For signs of autumn in Japan, apart from tree leaves turning into shades of red and yellow, one also shouldn’t miss the flowering silver grass. With their silver and golden plumes, the silver grass field becomes a beautiful sight, sparkling under the sun.
Perhaps the most well-known place to see them is Sengokuhara (仙石原) in Hakone (箱根). It is expectedly crowded given that Hakone is itself a popular resort destination easily accessible from Tokyo; and despite looking like a vast field in promotional posters, the place is actually not that big, and I’d consider it only a short stop among other attractions in Hakone.
For a more relaxed place to fully enjoy the silver grass views, Hosono-kogen (細野高原) would be the one to go for. Located in eastern Izu (伊豆), it’s still possible as a day trip from Tokyo, and quite a lot less crowded, with a large field covering the whole hillside. There are several walking trails meandering through it, you can easily spend half a day there slowly taking photos along the way (with a spectacular view of the sea as well). Some lead further to other hiking trails should you decide to venture out, and the locals also hold events there during the season.
From Tokyo Station, there are direct limited express trains to Izu-Inadori Station (伊豆稲取駅), which takes just over 2 hours. As for us we took the cheaper option of normal local trains which needs one change and takes about 45 minutes extra. Then from the bus stop in the main street outside the station, you can catch a bus terminating at Hosono-kogen (細野高原), which takes another half an hour.
This bus only runs during the silver grass season. Note that instead of paying on the bus, you can save on bus fare by getting a discounted return ticket at the tiny tourist information office opposite the train station entrance.
Initially the bus made a few stops around town, then it started to go uphill and eventually climbing a narrow country road in the woods. There were occasional signs of “silver grass festival” on the side.
It’s interesting to see the driver manoeuvrering the long bus over the tight turns. I wouldn’t recommend driving your own car there.
During the silver grass season, visiting the area requires admission. It was 600 yen when we visited, which included the use of the shuttle van I’ll mention later. Here the staff was giving information about the area.
From the bus stop / reception, it’s a short walk to the main event area.
And then the view opens up! On certain days there would be events here like live music etc. There are some benches and tables and just an excellent place for picnic.
Some stores offering light snacks and local produce. We would get some later.

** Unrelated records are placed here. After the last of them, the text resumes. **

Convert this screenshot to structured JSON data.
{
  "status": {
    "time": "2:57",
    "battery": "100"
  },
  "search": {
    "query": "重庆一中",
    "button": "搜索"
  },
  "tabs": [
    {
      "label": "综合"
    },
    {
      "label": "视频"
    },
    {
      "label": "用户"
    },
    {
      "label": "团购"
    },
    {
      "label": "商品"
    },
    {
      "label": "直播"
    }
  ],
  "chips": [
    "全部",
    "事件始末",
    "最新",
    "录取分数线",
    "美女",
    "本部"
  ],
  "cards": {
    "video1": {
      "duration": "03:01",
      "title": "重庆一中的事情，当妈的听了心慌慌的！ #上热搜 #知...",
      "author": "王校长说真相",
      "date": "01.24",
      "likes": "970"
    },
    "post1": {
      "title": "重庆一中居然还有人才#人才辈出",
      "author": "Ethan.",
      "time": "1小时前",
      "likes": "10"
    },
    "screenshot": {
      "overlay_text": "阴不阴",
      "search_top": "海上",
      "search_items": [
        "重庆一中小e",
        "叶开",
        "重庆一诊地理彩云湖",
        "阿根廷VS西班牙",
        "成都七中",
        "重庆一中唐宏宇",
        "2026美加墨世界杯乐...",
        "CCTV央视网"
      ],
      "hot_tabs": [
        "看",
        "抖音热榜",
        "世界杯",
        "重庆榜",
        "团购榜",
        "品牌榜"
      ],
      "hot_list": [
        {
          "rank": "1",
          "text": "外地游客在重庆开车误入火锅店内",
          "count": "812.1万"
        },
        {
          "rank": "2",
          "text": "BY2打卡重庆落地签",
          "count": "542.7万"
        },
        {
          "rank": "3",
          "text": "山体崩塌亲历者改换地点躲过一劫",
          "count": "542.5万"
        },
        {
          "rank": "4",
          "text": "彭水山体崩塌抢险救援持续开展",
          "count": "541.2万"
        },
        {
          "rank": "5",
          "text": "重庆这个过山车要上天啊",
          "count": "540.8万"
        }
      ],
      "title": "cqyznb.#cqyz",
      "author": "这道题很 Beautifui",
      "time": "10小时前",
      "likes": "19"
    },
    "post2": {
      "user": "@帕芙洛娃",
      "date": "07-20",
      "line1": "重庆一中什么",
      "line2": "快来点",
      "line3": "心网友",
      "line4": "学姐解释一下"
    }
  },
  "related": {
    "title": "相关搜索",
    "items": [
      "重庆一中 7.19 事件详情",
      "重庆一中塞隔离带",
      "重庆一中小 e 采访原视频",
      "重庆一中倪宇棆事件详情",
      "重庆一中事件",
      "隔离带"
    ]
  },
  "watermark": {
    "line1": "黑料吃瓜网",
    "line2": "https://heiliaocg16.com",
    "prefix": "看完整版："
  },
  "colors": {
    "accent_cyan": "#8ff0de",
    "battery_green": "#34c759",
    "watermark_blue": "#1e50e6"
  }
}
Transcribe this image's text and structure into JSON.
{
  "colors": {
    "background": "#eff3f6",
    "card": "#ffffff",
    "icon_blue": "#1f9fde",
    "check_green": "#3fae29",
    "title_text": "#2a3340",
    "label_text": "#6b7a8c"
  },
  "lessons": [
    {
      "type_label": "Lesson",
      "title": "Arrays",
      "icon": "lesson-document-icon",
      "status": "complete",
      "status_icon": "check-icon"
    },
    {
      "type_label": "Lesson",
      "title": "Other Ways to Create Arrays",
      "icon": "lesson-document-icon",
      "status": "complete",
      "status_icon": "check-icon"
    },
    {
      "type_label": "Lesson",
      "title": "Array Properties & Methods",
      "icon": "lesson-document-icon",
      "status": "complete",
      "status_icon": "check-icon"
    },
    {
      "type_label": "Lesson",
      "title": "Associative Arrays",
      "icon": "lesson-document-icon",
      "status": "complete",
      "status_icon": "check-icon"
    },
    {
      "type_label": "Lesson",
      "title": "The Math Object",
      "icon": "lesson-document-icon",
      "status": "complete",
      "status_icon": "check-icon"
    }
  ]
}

And just ahead was the shuttle van stop. You could take it going up or down the hill, it’s just a few minutes one way. The route used by the vehicles didn’t have much view – that’s saved for the walking trails, so do take the time to walk!
This was the drop-off / pick-up area near the hilltop. There were staff here describing the view – you could see some outlying islands all the way from there!
Silver grass all around.
Before heading downhill to the silver grass field, we first paid a visit to the top.
The summit was only 821m, but it offered an unobstructed view to the sea.
Then we started to head down – you could see the walkway going through the silver grass field.
I was told the best way to take photos of silver grass is with the sun in the background, with light shining through the silver plumes. You really need a nice sunny day to get the most of it.
From the time we got off the shuttle van, we finished the walk in about 2 hours. We could’ve taken even longer breaks on the way, but we had to be mindful about the bus and train schedule for going back to Tokyo.
If you can afford the time, it would be best to wait for sunset, and see the silver grass field turns into a sea of gold.
Before getting the bus, we bought some locally grown mandarins as souvenir.
Getting there and back did take up a large part of the day, so it might be a good idea to make this a part of a multi-day trip in Izu!